Me pareció más que evidente que me correspondía a mí tomar las oportunas decisiones. El grupo estaba a mi cargo. Más aún, era yo quien había encontrado el barco en Apolonia, quien lo había armado y fletado y quien había negociado la carga de los espléndidos caballos libios que Famia, de algún modo, había conseguido adquirir para los Verdes. Dado que yo era partidario de los Azules, se trataba de un acto de evidente magnanimidad. Era cierto que Famia había pagado el transporte y que al final, en el capítulo crucial de conseguir la confianza del capitán, habían sido las ánforas de Famia las que habían inclinado la balanza a su favor. Una dura negociación sobre los caballos le permitieron disponer de suficientes fondos de los Verdes y adquirir un número discreto de ánforas.

Famia quería ir a Sabrata porque pensaba que las tribus nómadas llevaban caballos a esta ciudad desde los oasis del desierto.

Había vaciado la Cirenaica, pero seguía comprando. Los Verdes siempre se mostraron derrochadores y, cuantos mas caballos compraba mi cuñado, más órdenes de pago transformaba en dinero en metálico, lo cual le dejaba bastante margen para vino.

La tribu más importante del interior era la de los garamantes, cuya derrota a manos del comandante romano Valerio Festo ya habíamos tratado Quinto y yo cuando creímos que nos habían capturado. En vista de lo recentísimo de esta derrota, era probable que hubieran dejado de comerciar, al menos temporalmente. Con todo, las caravanas todavía pasaban por el gran oasis de Cidame camino de Sabrata, cargadas de oro, rubíes, marfil, paños, pieles, tintes, mármoles, maderas preciosas y esclavos, por no hablar de los animales exóticos.

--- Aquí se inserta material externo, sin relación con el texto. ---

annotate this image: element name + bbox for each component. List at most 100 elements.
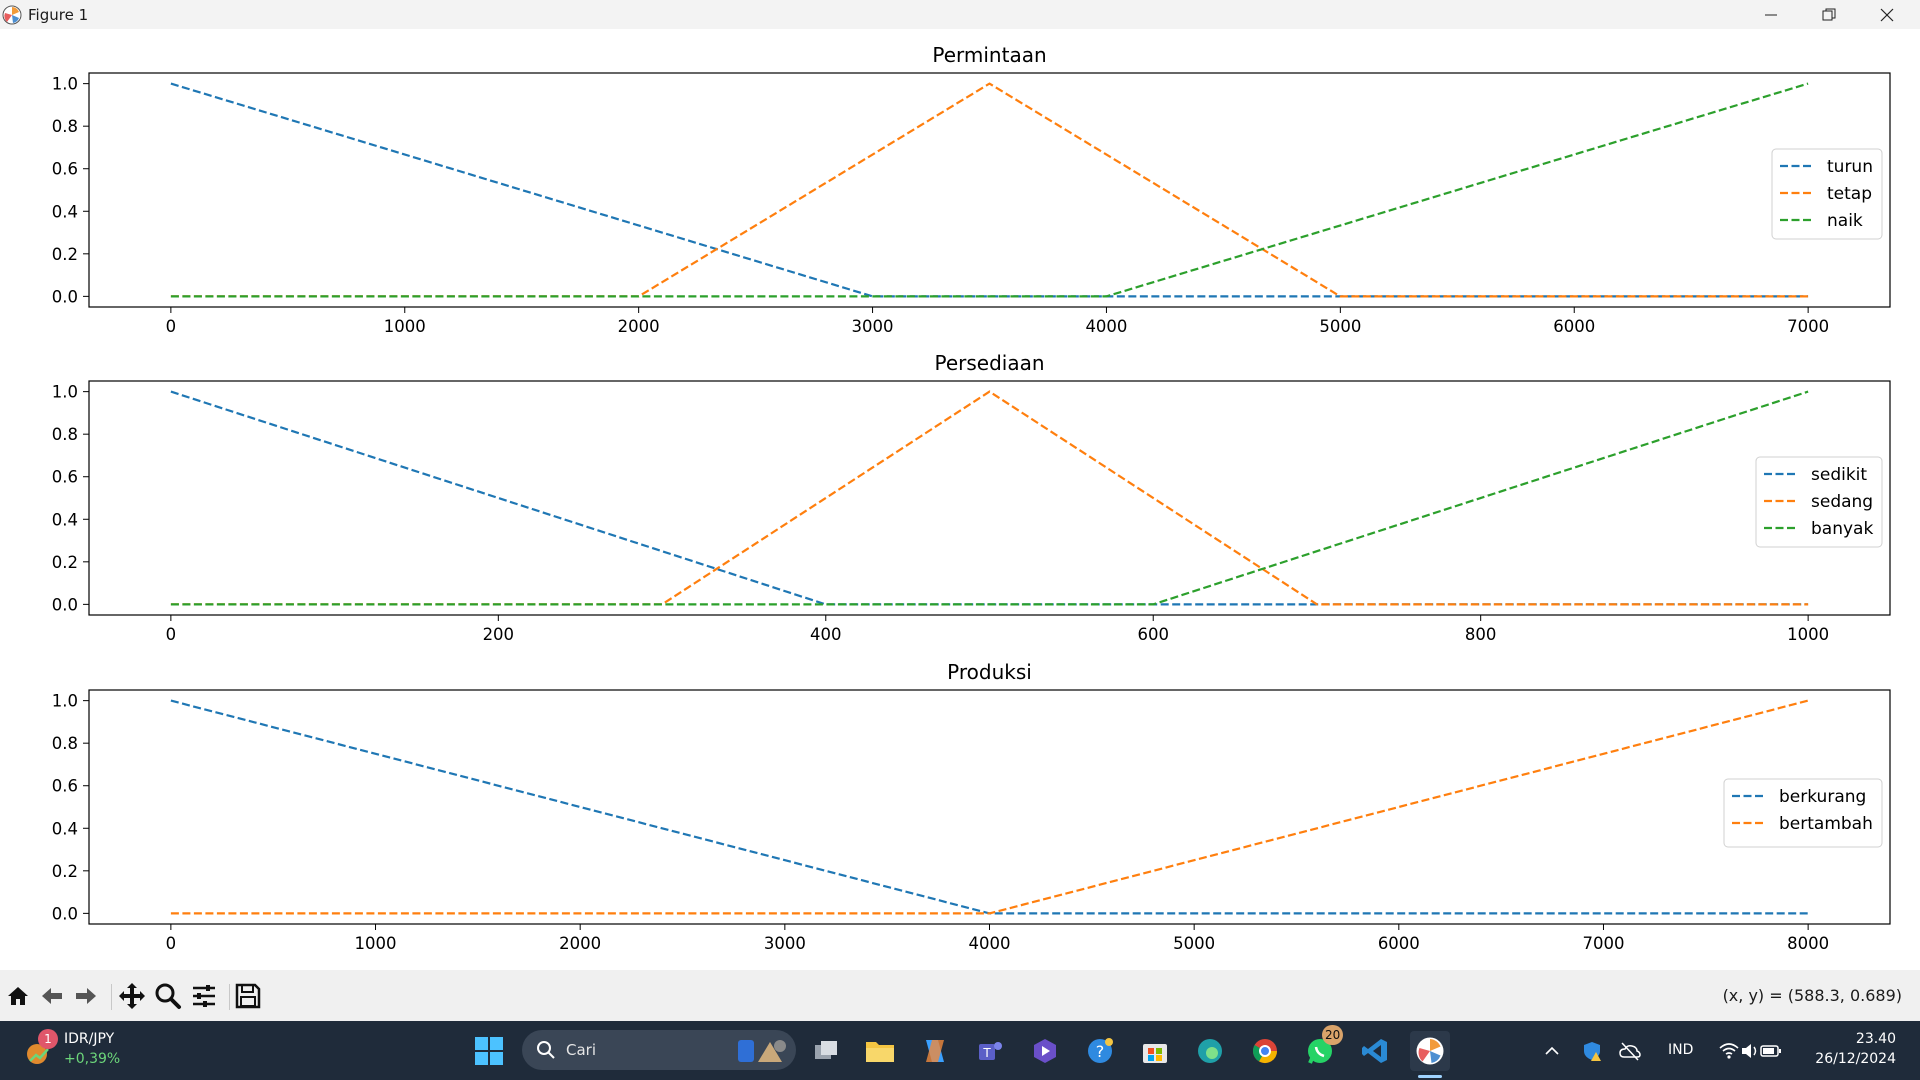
clock-date[interactable]: 26/12/2024: [1815, 1051, 1896, 1067]
shield-warning-icon: [1584, 1042, 1601, 1061]
input-language[interactable]: IND: [1668, 1042, 1694, 1058]
vscode-button[interactable]: [1355, 1031, 1395, 1071]
subplot-3: Produksi 0 1000 2000 3000 4000 5000 6000 7000 800…: [52, 660, 1891, 953]
restore-button[interactable]: [1800, 0, 1858, 29]
legend: berkurang bertambah: [1723, 778, 1883, 848]
x-tick-label: 6000: [1378, 934, 1420, 953]
subplot-1: Permintaan 0 1000 2000 3000 4000 5000 6000 7000 0…: [52, 43, 1891, 336]
start-button[interactable]: [469, 1031, 509, 1071]
minimize-button[interactable]: [1742, 0, 1800, 29]
x-tick-label: 6000: [1553, 317, 1595, 336]
file-explorer-button[interactable]: [860, 1031, 900, 1071]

El emblema comercial de la ciudad era un elefante.

Yo iba detrás de unos hombres que comerciaban con animales salvajes, pero entre éstos no se contaban los elefantes, gracias a los dioses.

—Famia —le había dicho yo en Apolonia, hablándole despacio y apaciblemente, para no ofender ni confundir al bastardo borracho de mi cuñado—. Tengo que ir a Oea y a Leptis. Cualquiera de las dos me sirve, para empezar; aunque primero me gustaría tocar tierra en Leptis. Sabrata es el lugar que nos podemos saltar.

—Muy bien, Marco —había replicado Famia, sonriendo con esa mueca irritante que emplean los borrachos cuando van a olvidar todo lo que uno les ha dicho. Tan pronto como le volví la espalda, el evasivo y descarriado comprador de caballos había empezado a confraternizar con el capitán, un cerdo que resultó ser tan despreciable como mi cuñado.

Cuando la embarcación varó en la arena de Sabrata y noté una fuerte sacudida, asomé la cabeza por la cubierta inferior; donde había permanecido hecho una piltrafa debido al mareo. Tuve que agarrarme las manos para reprimir el impulso de cerrarlas en torno al cuello de mi cuñado. Finalmente, pude saber por qué el viaje me había parecido interminable. La travesía tenía que haber terminado días antes.

Cualquier intento de protestar era absolutamente inútil. Para entonces ya me había dado cuenta de que Famia flotaba en un estado de ebriedad incurable y que nunca llegaba a estar totalmente sobrio. Su ingestión diaria lo impulsaba al desenfreno o a la depresión, pero nunca llegaba a estar del todo en el mundo real. Si yo le daba de beber hasta que perdiera el sentido, como deseaba hacer, cuando regresáramos a Roma Famia me acusaría ante mi hermana y Maya acabaría por aborrecerme.